While contributing CDDL code to GPL code might not be a problem, that
part of the contributed CDDL code would need to be re-licensed or
dual-licensed under GPL compatible code.

On Thu, 9 Aug 2007, Joerg Schilling wrote:
> Do not listen to the people who like to tell you that there are problems
> because you cannot put the lock into the key.....understand that the GPL
> is a heavily assymetric license.

If Eben Moglen has clarified *this specific issue*, it should be ok.

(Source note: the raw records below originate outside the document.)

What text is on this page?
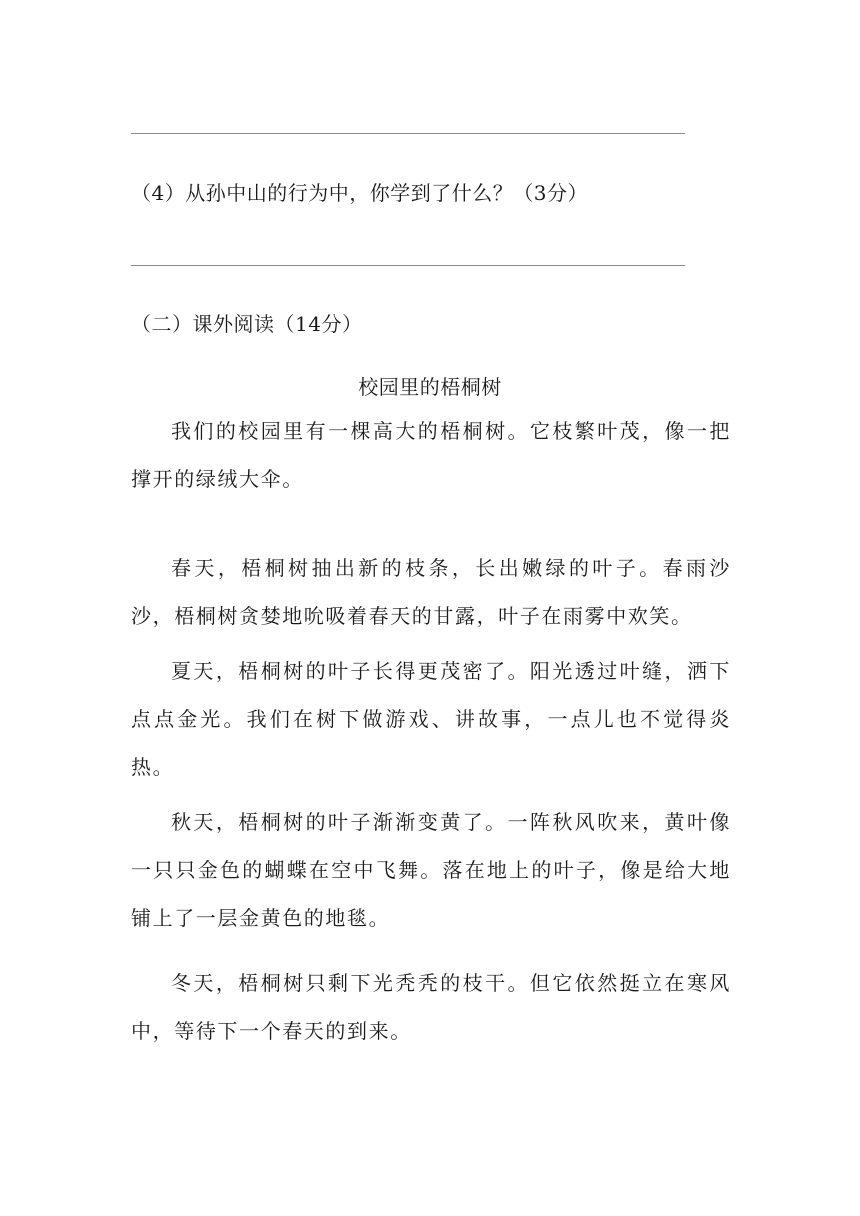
（4）从孙中山的行为中，你学到了什么？（3分）
（二）课外阅读（14分）
校园里的梧桐树

我们的校园里有一棵高大的梧桐树。它枝繁叶茂，像一把撑开的绿绒大伞。

春天，梧桐树抽出新的枝条，长出嫩绿的叶子。春雨沙沙，梧桐树贪婪地吮吸着春天的甘露，叶子在雨雾中欢笑。

夏天，梧桐树的叶子长得更茂密了。阳光透过叶缝，洒下点点金光。我们在树下做游戏、讲故事，一点儿也不觉得炎热。

秋天，梧桐树的叶子渐渐变黄了。一阵秋风吹来，黄叶像一只只金色的蝴蝶在空中飞舞。落在地上的叶子，像是给大地铺上了一层金黄色的地毯。

冬天，梧桐树只剩下光秃秃的枝干。但它依然挺立在寒风中，等待下一个春天的到来。
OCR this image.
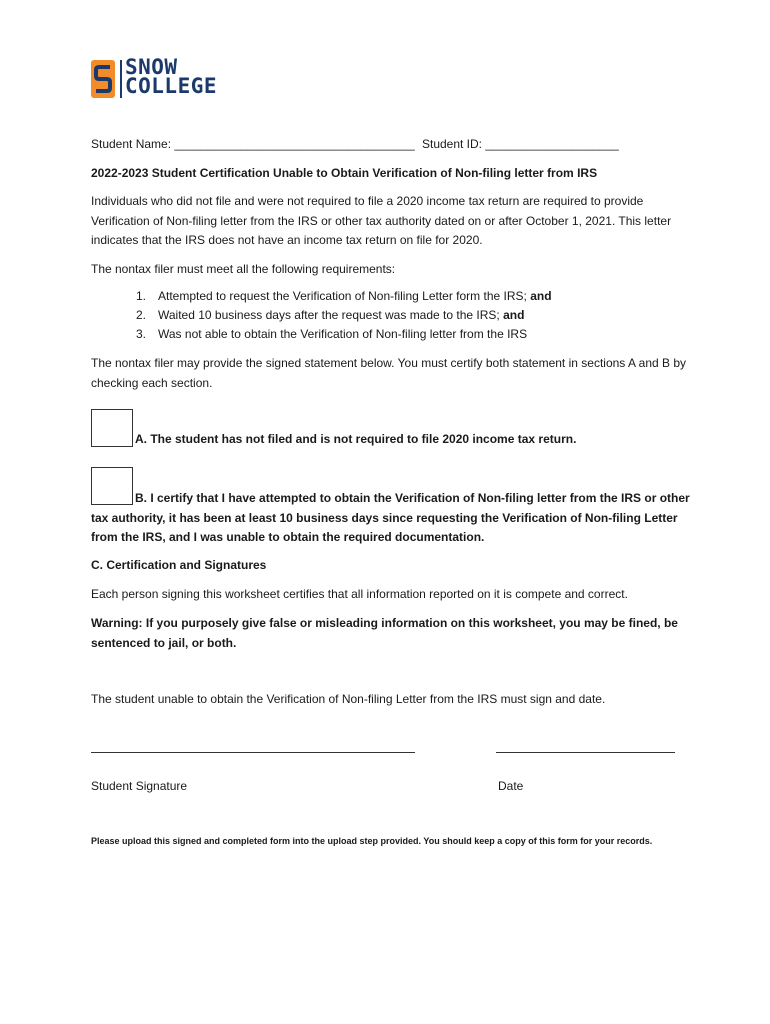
SNOW
COLLEGE
Student Name: ____________________________________ Student ID: ____________________
2022-2023 Student Certification Unable to Obtain Verification of Non-filing letter from IRS
Individuals who did not file and were not required to file a 2020 income tax return are required to provide Verification of Non-filing letter from the IRS or other tax authority dated on or after October 1, 2021. This letter indicates that the IRS does not have an income tax return on file for 2020.
The nontax filer must meet all the following requirements:
1. Attempted to request the Verification of Non-filing Letter form the IRS; and
2. Waited 10 business days after the request was made to the IRS; and
3. Was not able to obtain the Verification of Non-filing letter from the IRS
The nontax filer may provide the signed statement below. You must certify both statement in sections A and B by checking each section.
A. The student has not filed and is not required to file 2020 income tax return.
B. I certify that I have attempted to obtain the Verification of Non-filing letter from the IRS or other tax authority, it has been at least 10 business days since requesting the Verification of Non-filing Letter from the IRS, and I was unable to obtain the required documentation.
C. Certification and Signatures
Each person signing this worksheet certifies that all information reported on it is compete and correct.
Warning: If you purposely give false or misleading information on this worksheet, you may be fined, be sentenced to jail, or both.
The student unable to obtain the Verification of Non-filing Letter from the IRS must sign and date.
Student Signature	Date
Please upload this signed and completed form into the upload step provided. You should keep a copy of this form for your records.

But lock and key analogy to drive home this point is incorrect. There
is a codebase X(ZFS) under CDDL and codebase Y(linux kernel), under
GPL.
* A 3rd party takes ZFS & Linux-kernel and creates a combined product,
now do you call it ZFS incorporating Linux-kernel or the other way.
* The codebase of linux-kernel is huge compared to ZFS is incidental,
if ZFS code were to be 200k instead of the 80k would you still use the
container analogy. What if it were 1000k instead of 80k => See, it is
subject to interpretation and litigations in such situations lawyers
are the only ones who stand to gain.